In 1994 the ABA filed a suit against a number of publishers, claiming these discounts violated US anti-trust law. In 1995 Penguin and the ABA signed a consent decree in which Penguin promised it would equalise the terms of book sales to its customers.

While the company was dealing with the ABA, Penguin asserts, Ms Galatro and Mr Bedell stepped up their illegal activities.

Court documents filed by Penguin state that the US unit's back office in New Jersey sometimes received cheques that should have been sent to the company's "lockbox" at its Chicago bank.

Penguin says Ms Galatro passed on such cheques worth $1m to Bedell. The company says he cashed these cheques and divided up the proceeds between himself and Ms Galatro.

Mr Bedell allegedly moved money to Ms Galatro by giving her one of his company American Express charge cards.

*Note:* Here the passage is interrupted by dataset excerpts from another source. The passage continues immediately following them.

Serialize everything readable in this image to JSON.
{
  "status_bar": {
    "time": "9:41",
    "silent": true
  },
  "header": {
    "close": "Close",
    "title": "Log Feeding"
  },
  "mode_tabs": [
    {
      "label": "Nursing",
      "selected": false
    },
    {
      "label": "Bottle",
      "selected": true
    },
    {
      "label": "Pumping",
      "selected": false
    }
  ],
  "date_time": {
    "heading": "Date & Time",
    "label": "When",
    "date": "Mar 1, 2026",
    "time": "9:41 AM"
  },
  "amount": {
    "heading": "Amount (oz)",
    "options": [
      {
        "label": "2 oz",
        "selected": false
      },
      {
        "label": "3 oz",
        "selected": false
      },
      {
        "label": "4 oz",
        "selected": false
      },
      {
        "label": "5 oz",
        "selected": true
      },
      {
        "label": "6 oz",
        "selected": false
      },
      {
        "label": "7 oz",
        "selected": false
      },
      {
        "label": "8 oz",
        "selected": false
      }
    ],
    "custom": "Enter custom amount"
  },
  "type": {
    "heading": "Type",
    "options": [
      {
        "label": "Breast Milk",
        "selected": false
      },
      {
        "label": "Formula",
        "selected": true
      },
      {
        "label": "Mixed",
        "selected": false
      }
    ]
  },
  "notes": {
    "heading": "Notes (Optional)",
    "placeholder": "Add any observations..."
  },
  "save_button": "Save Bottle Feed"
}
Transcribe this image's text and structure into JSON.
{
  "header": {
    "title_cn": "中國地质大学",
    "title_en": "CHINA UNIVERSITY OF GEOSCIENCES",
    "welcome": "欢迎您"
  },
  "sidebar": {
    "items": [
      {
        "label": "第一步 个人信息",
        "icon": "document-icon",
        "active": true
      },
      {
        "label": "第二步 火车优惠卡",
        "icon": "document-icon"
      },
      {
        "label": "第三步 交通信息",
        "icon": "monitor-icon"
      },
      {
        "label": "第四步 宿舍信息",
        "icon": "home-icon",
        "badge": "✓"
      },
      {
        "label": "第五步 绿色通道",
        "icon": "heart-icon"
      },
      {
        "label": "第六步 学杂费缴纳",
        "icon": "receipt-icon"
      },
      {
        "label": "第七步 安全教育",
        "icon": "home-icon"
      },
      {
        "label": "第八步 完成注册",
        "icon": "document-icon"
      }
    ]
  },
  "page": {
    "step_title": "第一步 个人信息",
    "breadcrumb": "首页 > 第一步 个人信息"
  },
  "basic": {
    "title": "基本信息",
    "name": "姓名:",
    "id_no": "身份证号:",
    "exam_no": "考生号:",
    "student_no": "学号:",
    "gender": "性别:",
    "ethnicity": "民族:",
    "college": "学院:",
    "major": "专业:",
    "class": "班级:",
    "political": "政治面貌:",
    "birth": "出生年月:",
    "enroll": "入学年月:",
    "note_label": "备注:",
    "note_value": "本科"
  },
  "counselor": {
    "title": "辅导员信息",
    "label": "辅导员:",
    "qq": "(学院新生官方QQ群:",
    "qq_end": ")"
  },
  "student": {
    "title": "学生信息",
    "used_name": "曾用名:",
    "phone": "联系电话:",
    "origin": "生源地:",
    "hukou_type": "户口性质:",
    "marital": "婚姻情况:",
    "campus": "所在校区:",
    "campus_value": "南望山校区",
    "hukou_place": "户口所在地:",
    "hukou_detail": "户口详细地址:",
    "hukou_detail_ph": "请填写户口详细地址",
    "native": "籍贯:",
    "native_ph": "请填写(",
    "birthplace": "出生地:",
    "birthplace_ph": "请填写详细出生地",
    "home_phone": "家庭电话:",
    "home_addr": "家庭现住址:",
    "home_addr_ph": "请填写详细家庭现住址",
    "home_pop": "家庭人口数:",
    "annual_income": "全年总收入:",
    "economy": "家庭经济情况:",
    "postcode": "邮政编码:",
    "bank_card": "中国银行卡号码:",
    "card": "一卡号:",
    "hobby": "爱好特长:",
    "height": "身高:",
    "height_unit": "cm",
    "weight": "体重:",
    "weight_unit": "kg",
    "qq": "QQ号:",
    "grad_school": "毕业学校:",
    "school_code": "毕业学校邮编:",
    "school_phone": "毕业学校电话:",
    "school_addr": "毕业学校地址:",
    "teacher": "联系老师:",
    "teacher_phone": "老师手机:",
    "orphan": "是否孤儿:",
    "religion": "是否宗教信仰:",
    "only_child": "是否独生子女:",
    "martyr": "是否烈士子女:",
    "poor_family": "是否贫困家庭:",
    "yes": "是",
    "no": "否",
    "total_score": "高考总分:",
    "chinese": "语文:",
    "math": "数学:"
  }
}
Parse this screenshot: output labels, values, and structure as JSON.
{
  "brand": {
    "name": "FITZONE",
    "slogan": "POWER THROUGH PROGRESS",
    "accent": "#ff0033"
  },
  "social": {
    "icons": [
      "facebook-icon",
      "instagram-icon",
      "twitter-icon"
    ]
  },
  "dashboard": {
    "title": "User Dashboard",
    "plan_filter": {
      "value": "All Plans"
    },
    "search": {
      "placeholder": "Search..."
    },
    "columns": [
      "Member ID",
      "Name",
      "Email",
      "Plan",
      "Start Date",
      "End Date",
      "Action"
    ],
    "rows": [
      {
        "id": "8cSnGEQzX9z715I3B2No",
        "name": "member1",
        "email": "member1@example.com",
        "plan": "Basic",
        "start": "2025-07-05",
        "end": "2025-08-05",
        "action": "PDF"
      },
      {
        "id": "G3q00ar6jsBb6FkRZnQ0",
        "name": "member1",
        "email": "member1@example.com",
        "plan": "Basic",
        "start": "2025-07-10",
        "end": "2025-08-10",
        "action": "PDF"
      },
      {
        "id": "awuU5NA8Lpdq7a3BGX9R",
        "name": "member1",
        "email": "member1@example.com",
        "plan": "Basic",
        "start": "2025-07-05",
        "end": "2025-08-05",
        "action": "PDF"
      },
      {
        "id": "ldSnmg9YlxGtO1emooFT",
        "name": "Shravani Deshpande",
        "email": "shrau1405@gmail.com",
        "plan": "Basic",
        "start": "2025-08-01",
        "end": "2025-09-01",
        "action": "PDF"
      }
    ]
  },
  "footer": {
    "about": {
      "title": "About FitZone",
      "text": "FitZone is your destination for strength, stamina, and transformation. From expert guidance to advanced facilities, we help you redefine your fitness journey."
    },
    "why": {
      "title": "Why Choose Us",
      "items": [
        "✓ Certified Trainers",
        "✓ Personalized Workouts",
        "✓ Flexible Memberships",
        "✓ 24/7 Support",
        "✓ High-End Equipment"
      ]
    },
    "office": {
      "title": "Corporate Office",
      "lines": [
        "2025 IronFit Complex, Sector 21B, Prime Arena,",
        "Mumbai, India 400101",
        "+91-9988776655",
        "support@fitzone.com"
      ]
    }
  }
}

Penguin cites 86 instances in which Ms Galatro allegedly used this Amex card for personal purposes. One entry listed in court documents is a $3,000 charge to Royal Caribbean Cruises in Miami. Another is a $1,537 charge to Trident Jewellers in the Virgin Islands.

On 30 June Penguin announced it was filing a civil racketeering suit against Ms Galatro and Mr Bedell. At the same time it announced it had reached an out-of-court settlement with Mr Bedell after the independent debt collector conceded the charges against him and agreed to pay back at least $1m. Ms Galatro, however, vigorously contests Penguin's complaint. She alleges in a document filed in the New Jersey court that her boss, Penguin USA financial vice-president, Anthony Ponzo, "authorised [her] to engage in the practice referred to as 'cash discounts' to customers".

Seizing on this news, the ABA approached Penguin this year and argued that the discounts put it in violation of the 1995 consent decree under which Penguin promised not to offer customers preferential terms.

ABA lawyer Jerald Jacobs calls the Penguin lawsuit against Ms Galatro "a smokescreen designed to divert attention away from the corporate culture that favoured the large chains".

A Penguin spokesman declined to comment on the company's talks with the ABA. But Mr Jacobs says: "We expect a settlement in the next few weeks. We expect it to be the largest of its kind in years."

When the settlement with the ABA comes, it will clarify how much money Penguin is actually set to lose as a result of the unauthorised discounts scheme.

But until it resolves its dispute with Ms Galatro, the scandal will remain a cloud hanging over the company.

Ms Galatro is asking for a jury trial. Her lawyer says Penguin reneged on a severance package based on her $80,000-a-year-plus bonus salary.

The ex-Penguin employee sounds like a very angry woman.